Cuando el conserje del club de golf nos recibió, estaba pálido y descompuesto.
-Creo que tendremos que suspender el partido -dijo. Un topo gigantesco ha destrozado casi una hectárea de césped. Finalmente, los jardineros han podido partirle el cuello con una pala y, se van a reír de mí, pero tenía un color rojizo y un mechón blanco idéntico al del señor Juan Carlos.
Decidimos ir a tomar un cóctel de gambas con salsa rosa en la terraza del club náutico para compensar la tarde perdida. El problema fue que una bandada de gaviotas se lanzó sobre la concurrencia y algún sombrero acabó como tributo al mar. Lo peor fue que los excrementos de las gaviotas destrozaron más de un vestido y ya se sabe por las referencias del servicio doméstico que el excremento de gaviota es más difícil de quitar que el de cigüeña.
Una de las gaviotas, la líder de la bandada, se marchó graznando y tenía el pico del mismo color naranja que esa horrible corbata de Juan Carlos, aquella que la asistenta acabó quemando por accidente y por orden expresa de Vero. Afortunadamente siempre hay un niño con una buena escopeta de perdigones lista para ejercitar su puntería en otra cosa distinta que las copas de champán o las vidrieras del invernadero.

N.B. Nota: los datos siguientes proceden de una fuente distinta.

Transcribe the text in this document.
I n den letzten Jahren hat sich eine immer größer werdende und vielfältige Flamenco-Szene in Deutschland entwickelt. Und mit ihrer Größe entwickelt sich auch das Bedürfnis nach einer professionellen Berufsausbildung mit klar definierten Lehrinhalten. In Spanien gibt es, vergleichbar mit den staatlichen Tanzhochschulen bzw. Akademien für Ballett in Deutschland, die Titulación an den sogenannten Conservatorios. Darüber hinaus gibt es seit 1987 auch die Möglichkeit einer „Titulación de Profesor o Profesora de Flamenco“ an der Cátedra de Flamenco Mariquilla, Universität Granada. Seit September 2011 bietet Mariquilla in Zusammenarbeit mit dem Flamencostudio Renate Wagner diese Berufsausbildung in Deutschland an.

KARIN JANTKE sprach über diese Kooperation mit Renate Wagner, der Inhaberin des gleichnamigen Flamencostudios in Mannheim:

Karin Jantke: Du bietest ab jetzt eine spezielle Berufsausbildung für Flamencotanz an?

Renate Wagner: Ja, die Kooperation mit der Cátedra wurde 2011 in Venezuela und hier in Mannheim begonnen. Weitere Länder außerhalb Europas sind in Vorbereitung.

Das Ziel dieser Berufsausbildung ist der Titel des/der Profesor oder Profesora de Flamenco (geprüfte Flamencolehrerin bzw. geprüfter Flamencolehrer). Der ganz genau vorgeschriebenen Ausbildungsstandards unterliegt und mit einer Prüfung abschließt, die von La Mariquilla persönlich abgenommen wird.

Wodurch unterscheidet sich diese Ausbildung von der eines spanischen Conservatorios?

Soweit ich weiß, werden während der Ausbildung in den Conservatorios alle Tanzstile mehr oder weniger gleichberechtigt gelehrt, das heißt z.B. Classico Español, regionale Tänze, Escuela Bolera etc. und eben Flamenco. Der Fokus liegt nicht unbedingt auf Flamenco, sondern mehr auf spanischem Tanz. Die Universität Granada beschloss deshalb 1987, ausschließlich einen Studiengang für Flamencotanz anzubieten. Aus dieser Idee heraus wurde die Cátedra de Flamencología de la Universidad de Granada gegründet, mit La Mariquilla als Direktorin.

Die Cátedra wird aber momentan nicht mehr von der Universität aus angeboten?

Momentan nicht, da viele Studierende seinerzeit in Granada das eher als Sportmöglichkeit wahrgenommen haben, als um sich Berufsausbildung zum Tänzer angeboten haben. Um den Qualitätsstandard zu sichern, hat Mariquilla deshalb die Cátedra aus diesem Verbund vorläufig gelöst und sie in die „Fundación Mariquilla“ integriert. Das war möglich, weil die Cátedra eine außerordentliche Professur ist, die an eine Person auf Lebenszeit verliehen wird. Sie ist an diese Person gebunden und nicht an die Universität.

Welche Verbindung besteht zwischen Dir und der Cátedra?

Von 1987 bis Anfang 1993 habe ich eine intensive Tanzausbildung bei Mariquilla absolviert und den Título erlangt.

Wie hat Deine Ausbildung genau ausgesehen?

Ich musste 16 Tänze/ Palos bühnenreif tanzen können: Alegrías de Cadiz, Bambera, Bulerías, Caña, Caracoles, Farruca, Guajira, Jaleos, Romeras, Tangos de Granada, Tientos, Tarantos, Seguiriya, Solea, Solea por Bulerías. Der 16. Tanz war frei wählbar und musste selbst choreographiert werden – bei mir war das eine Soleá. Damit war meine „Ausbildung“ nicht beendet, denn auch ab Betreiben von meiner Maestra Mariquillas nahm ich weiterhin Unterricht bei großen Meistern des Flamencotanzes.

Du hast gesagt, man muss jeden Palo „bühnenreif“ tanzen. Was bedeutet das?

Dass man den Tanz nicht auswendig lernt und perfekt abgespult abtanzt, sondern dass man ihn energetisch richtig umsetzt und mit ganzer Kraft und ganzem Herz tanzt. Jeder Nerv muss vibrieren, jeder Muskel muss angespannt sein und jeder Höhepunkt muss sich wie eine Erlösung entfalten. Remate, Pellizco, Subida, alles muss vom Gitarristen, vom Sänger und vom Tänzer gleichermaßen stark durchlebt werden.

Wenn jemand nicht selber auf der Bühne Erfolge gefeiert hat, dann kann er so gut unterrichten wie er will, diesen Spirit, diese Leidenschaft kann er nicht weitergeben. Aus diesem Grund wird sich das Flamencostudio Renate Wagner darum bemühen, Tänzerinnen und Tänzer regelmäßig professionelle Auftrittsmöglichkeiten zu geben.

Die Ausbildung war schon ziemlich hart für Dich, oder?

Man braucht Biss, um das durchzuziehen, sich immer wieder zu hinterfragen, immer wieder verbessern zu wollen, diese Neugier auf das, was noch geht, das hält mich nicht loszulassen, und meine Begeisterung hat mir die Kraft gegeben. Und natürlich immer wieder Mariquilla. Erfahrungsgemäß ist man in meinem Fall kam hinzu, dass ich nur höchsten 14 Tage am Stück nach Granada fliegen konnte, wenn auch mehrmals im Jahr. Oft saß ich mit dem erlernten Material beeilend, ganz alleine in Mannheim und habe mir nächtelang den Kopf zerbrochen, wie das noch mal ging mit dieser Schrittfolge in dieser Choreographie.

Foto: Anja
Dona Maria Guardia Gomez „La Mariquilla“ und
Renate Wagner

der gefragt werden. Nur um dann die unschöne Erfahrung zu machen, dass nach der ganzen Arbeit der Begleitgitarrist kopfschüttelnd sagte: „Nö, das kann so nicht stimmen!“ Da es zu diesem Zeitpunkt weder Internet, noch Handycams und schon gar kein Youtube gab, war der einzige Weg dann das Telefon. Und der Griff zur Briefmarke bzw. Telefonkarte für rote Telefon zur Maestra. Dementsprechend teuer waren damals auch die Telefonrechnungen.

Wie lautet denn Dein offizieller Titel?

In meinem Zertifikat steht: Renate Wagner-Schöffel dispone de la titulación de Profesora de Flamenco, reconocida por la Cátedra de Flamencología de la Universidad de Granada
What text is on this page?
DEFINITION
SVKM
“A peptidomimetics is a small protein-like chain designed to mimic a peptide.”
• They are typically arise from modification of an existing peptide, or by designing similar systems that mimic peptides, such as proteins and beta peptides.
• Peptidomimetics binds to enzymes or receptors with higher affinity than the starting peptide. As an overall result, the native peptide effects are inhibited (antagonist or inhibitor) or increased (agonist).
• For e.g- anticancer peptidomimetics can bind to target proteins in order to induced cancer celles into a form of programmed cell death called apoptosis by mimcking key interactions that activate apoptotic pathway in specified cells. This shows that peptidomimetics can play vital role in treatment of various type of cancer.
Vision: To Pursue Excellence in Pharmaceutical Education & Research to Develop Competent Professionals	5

El niño acertó de lleno a la gaviota, que se convirtió en una mancha blanca con motas rojas que fue engullida directamente por el mar.
-Parece que la mala suerte nos persigue –dije a Vero. Te propongo hacer un pic-nic en el bosque.
-Tengo la incómoda sensación de que no va a ser una experiencia agradable.
-Bueno, de alguna manera tenemos que celebrar el funeral de Juan Carlos.  
Prometo que no me di cuenta de que en el árbol a cuya sombra escogí sentarnos había un nido de avispas rabiosas. Sus picaduras provocaron más de un escozor en mi cuello, lo que hizo que no pudiera desabrocharme el último botón de la camisa durante una buena temporada.

 En cuanto a Vero, las avispas la tomaron con su escote y, desde aquel día, no sé por qué, mira recelosa a cualquier animal que se encuentra por la calle.